Episode 15: September 10, 2010
Right from its beginnings in the 1800s, baseball has been accompanied by a barrage of numbers. Why are statistics so important to baseball? Why did they develop so naturally, and why have they remained so fascinating for so long? What makes baseball different from football, basketball, and hockey?
Please note: this is not an exact transcription of the episode.
It seems like every other time I watch the Mets this year, Ike Davis hits a home run. I've only watched around 20 Mets games and I know I've seen him hit at least 12 home runs (including one in person against the Twins that was estimated at 440 feet). If the Mets have played 140 games, Ike Davis must have around 70 home runs already, and he's just a rookie. Why isn't everyone talking about it?
I'm Alex Reisner...
So, I looked it up and, well it turns out Ike Davis has actually only hit 18 home runs. So it's just a coincidence that I've seen him hit 12. That's why we need to keep track of stats in baseball. We need people who score games and compile the numbers, and spend hundreds of hours making sure they're accurate. Without them we'd have to rely on our own experience and memory, and I'd have to assume that Ike Davis is one of the greatest home run hitters ever.

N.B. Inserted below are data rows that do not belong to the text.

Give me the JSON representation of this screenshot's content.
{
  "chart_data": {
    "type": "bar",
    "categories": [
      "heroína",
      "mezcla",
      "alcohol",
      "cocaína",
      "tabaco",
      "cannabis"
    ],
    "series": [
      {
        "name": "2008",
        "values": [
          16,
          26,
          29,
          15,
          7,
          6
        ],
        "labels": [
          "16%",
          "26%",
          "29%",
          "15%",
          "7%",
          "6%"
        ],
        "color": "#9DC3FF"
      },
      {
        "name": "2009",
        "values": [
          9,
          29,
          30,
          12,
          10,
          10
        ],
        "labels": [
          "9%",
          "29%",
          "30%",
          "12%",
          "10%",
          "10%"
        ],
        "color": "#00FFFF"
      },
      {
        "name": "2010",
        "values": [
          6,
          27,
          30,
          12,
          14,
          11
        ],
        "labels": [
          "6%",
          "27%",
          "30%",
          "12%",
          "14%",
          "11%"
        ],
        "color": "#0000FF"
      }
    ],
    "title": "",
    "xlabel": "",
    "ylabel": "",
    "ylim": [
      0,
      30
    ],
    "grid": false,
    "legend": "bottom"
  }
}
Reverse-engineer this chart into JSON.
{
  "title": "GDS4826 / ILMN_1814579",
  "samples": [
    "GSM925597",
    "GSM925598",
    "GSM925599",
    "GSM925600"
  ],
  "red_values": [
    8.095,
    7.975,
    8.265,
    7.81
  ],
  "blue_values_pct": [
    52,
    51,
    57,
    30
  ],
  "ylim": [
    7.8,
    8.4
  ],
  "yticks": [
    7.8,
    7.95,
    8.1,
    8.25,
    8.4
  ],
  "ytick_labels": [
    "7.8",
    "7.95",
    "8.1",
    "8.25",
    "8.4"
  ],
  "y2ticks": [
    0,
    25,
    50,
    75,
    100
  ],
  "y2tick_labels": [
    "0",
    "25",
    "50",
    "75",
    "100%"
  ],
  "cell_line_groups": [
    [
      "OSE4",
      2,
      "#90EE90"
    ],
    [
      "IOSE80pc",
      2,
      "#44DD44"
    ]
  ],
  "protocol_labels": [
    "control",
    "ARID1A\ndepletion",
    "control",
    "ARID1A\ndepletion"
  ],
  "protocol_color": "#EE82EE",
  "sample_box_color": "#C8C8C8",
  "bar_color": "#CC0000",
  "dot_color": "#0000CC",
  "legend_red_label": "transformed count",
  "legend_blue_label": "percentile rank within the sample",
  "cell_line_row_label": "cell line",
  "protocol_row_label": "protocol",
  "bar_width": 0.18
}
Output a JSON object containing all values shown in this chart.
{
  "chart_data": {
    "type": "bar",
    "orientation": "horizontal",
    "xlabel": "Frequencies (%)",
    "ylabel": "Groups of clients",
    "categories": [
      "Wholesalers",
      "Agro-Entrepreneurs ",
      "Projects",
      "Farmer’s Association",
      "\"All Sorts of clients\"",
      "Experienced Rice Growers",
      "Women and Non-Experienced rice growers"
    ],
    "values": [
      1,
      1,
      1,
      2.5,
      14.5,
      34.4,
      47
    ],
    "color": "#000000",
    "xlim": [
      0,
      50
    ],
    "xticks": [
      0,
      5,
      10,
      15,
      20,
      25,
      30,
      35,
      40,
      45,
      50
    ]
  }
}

[response to "the game is played on the field"]
A lot of people assume that baseball statistics are a new thing, but they're not. There have been a lot of new stats developed in the past 40 years to help us measure different aspects of the game, but daily box scores and lists of batting averages have been around since the 1870s. You might imagine that back then they were very crude, but you'd be wrong. Box scores from the 1800s were different, because the game was different, but they were at least as detailed as they are today. In fact, back then you could often find 10 columns or more of fielding stats alone! They didn't have the technology to keep accurate running totals for the season, but the single-game reports were extremely detailed. So baseball has been accompanied by a barrage of numbers pretty much from the beginning.
Now, there are statistics in football, basketball, and hockey, but you don't hear people talking about those numbers as much as you hear baseball fans talking about batting averages and home runs. I know Wilt Chamberlain scored 100 points in a game once, but there aren't a lot of numbers as meaningful as baseball's 714, 511, or 61. A lot of baseball fans can tell you without looking it up that Willie Mays hit 660 home runs. These days you see and hear more football and basketball stats on TV, but still not as many as you do on baseball games. And this becomes even more true as you go further back in time.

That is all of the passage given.